Actually, if you go to the link he posted, you would find you have no reason to create one, he actually did that work for you :wink:
The link... wrote: To illustrate the complexity inherent in such an algorithm, here's a LiveCode function to translate CSV into a simple tab-delimited format, courtesy of Alex Tweedly via Mike Kerner's Github repository.
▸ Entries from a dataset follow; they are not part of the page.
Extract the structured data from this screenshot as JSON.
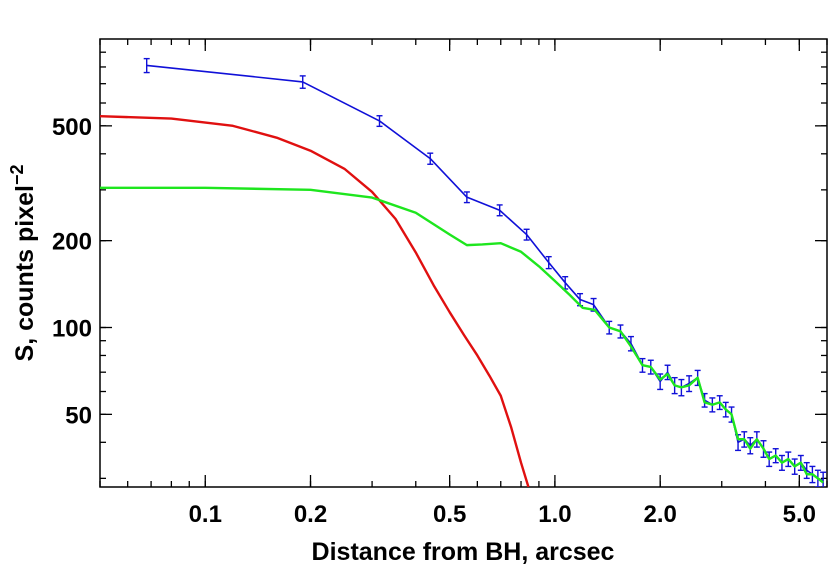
{
  "chart_data": {
    "type": "line",
    "xlabel": "Distance from BH, arcsec",
    "ylabel_main": "S, counts pixel",
    "ylabel_sup": "−2",
    "xscale": "log",
    "yscale": "log",
    "xlim": [
      0.05,
      6.0
    ],
    "ylim": [
      28,
      1000
    ],
    "grid": false,
    "xticks": [
      {
        "value": 0.1,
        "label": "0.1"
      },
      {
        "value": 0.2,
        "label": "0.2"
      },
      {
        "value": 0.5,
        "label": "0.5"
      },
      {
        "value": 1.0,
        "label": "1.0"
      },
      {
        "value": 2.0,
        "label": "2.0"
      },
      {
        "value": 5.0,
        "label": "5.0"
      }
    ],
    "yticks": [
      {
        "value": 50,
        "label": "50"
      },
      {
        "value": 100,
        "label": "100"
      },
      {
        "value": 200,
        "label": "200"
      },
      {
        "value": 500,
        "label": "500"
      }
    ],
    "series": [
      {
        "color": "#1010d8",
        "errorbars": true,
        "points": [
          [
            0.068,
            810,
            45
          ],
          [
            0.19,
            710,
            35
          ],
          [
            0.315,
            520,
            22
          ],
          [
            0.44,
            385,
            17
          ],
          [
            0.56,
            283,
            12
          ],
          [
            0.695,
            255,
            11
          ],
          [
            0.83,
            210,
            9
          ],
          [
            0.96,
            168,
            8
          ],
          [
            1.07,
            143,
            7
          ],
          [
            1.18,
            125,
            6
          ],
          [
            1.29,
            120,
            6
          ],
          [
            1.43,
            100,
            5
          ],
          [
            1.54,
            97,
            5
          ],
          [
            1.65,
            88,
            5
          ],
          [
            1.78,
            74,
            4
          ],
          [
            1.88,
            73,
            4
          ],
          [
            2.0,
            65,
            4
          ],
          [
            2.1,
            70,
            4
          ],
          [
            2.2,
            63,
            4
          ],
          [
            2.3,
            62,
            4
          ],
          [
            2.42,
            64,
            4
          ],
          [
            2.56,
            67,
            4
          ],
          [
            2.68,
            56,
            3
          ],
          [
            2.82,
            54,
            3
          ],
          [
            2.96,
            55,
            3
          ],
          [
            3.08,
            52,
            3
          ],
          [
            3.2,
            50,
            3
          ],
          [
            3.34,
            40,
            2.5
          ],
          [
            3.48,
            41,
            2.5
          ],
          [
            3.62,
            39,
            2.5
          ],
          [
            3.78,
            41,
            2.5
          ],
          [
            3.95,
            38,
            2.5
          ],
          [
            4.1,
            35,
            2
          ],
          [
            4.28,
            36,
            2
          ],
          [
            4.46,
            34,
            2
          ],
          [
            4.65,
            35,
            2
          ],
          [
            4.85,
            33,
            2
          ],
          [
            5.05,
            34,
            2
          ],
          [
            5.25,
            32,
            2
          ],
          [
            5.45,
            31,
            2
          ],
          [
            5.65,
            30,
            2
          ],
          [
            5.85,
            29.5,
            2
          ]
        ]
      },
      {
        "color": "#1ee61e",
        "points": [
          [
            0.05,
            305
          ],
          [
            0.1,
            305
          ],
          [
            0.2,
            300
          ],
          [
            0.3,
            282
          ],
          [
            0.4,
            250
          ],
          [
            0.5,
            210
          ],
          [
            0.56,
            193
          ],
          [
            0.62,
            194
          ],
          [
            0.7,
            196
          ],
          [
            0.8,
            183
          ],
          [
            0.9,
            163
          ],
          [
            1.0,
            145
          ],
          [
            1.1,
            130
          ],
          [
            1.2,
            117
          ],
          [
            1.3,
            115
          ],
          [
            1.43,
            100
          ],
          [
            1.54,
            97
          ],
          [
            1.65,
            86
          ],
          [
            1.78,
            74
          ],
          [
            1.88,
            73
          ],
          [
            2.0,
            66
          ],
          [
            2.1,
            69
          ],
          [
            2.2,
            63
          ],
          [
            2.3,
            62
          ],
          [
            2.42,
            63
          ],
          [
            2.56,
            67
          ],
          [
            2.68,
            55
          ],
          [
            2.82,
            54
          ],
          [
            2.96,
            55
          ],
          [
            3.08,
            52
          ],
          [
            3.2,
            50
          ],
          [
            3.34,
            41
          ],
          [
            3.48,
            41
          ],
          [
            3.62,
            38
          ],
          [
            3.78,
            41
          ],
          [
            3.95,
            38
          ],
          [
            4.1,
            35
          ],
          [
            4.28,
            36
          ],
          [
            4.46,
            34
          ],
          [
            4.65,
            35
          ],
          [
            4.85,
            33
          ],
          [
            5.05,
            34
          ],
          [
            5.25,
            31
          ],
          [
            5.45,
            31
          ],
          [
            5.65,
            30
          ],
          [
            5.85,
            29
          ]
        ]
      },
      {
        "color": "#e01010",
        "points": [
          [
            0.05,
            540
          ],
          [
            0.08,
            530
          ],
          [
            0.12,
            500
          ],
          [
            0.16,
            455
          ],
          [
            0.2,
            410
          ],
          [
            0.25,
            355
          ],
          [
            0.3,
            295
          ],
          [
            0.35,
            238
          ],
          [
            0.4,
            182
          ],
          [
            0.45,
            140
          ],
          [
            0.5,
            113
          ],
          [
            0.55,
            94
          ],
          [
            0.6,
            80
          ],
          [
            0.65,
            68
          ],
          [
            0.7,
            58
          ],
          [
            0.75,
            45
          ],
          [
            0.8,
            34
          ],
          [
            0.84,
            28
          ]
        ]
      }
    ]
  }
}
LiveCode makes a good example here, because it's readable enough that programmers familiar with nearly anything else can probably follow it well enough:

Code: Select all


    function CSVToTab pData, pOldLineDelim, pOldItemDelim, pNewCR, pNewTAB
       -- v 3 -> 4   put back in replace TAB with pNewTAB in 'passedquote'
       -- v 4 -> 5   put in the two replace statements in the trailing empty case
          -- fill in defaults
          if pOldLineDelim is empty then put CR into pOldLineDelim
          if pOldItemDelim is empty then put COMMA into pOldItemDelim
          if pNewCR is empty then put numtochar(11) into pNewCR   -- Use  for quoted CRs
          if pNewTAB is empty then put numtochar(29) into pNewTAB      -- Use  (group separator) for quoted TABs
          --
          local tNuData                         -- contains tabbed copy of data
          local tStatus, theInsideStringSoFar
          --
          put "outside" into tStatus
          set the itemdel to quote
          repeat for each item k in pData
                -- put tStatus && k & CR after msg
                switch tStatus
                      case "inside"
                            put k after theInsideStringSoFar
                            put "passedquote" into tStatus
                            next repeat
                      case "passedquote"
                            -- decide if it was a duplicated escapedQuote or a closing quote
                            if k is empty then   -- it's a duplicated quote
                                  put quote after theInsideStringSoFar
                                  put "inside" into tStatus
                                  next repeat
                            end if
                            -- not empty - so we remain inside the cell, though we have left the quoted section
                            -- NB this allows for quoted sub-strings within the cell content !!
                            replace pOldLineDelim with pNewCR in theInsideStringSoFar
                            replace TAB with pNewTAB in theInsideStringSoFar
                            put theInsideStringSoFar after tNuData
                      case "outside"
                            replace pOldItemDelim with TAB in k
                            -- and deal with the "empty trailing item" issue in Livecode
                            replace (pNewTAB & pOldLineDelim) with pNewTAB & pNewTAB & CR in k
                            put k after tNuData
                            put "inside" into tStatus
                            put empty into theInsideStringSoFar
                            next repeat
                      default
                            put "defaulted"
                            break
                end switch
          end repeat
          --
          -- and finally deal with the trailing item isse in input data
          -- i.e. the very last char is a quote, so there is no trigger to flush the
          --      last item
          if the last char of pData = quote then
                      replace pOldLineDelim with pNewCR in theInsideStringSoFar
                      replace TAB with pNewTAB in theInsideStringSoFar
                put theInsideStringSoFar after tNuData
          end if
          --
          return tNuData
    end CSVToTab 

Re: CSV'ed off

Posted: Wed Aug 28, 2019 2:03 pm
by Mikey
and if you like, we have a repo on github with more goodies on this very topic.
https://github.com/macMikey/csvToText

Re: CSV'ed off

Posted: Wed Aug 28, 2019 4:18 pm
by bogs
Very neat stuff there Mikey!

Re: CSV'ed off

Posted: Wed Aug 28, 2019 6:01 pm
by jacque
2. Why did LiveCode 'decide' to split line one in the middle of "Publication Year" ?
That looks like text wrap to me. LC wraps at spaces when it can, and there are no spaces after that single one. Set dontwrap to true and see how it looks.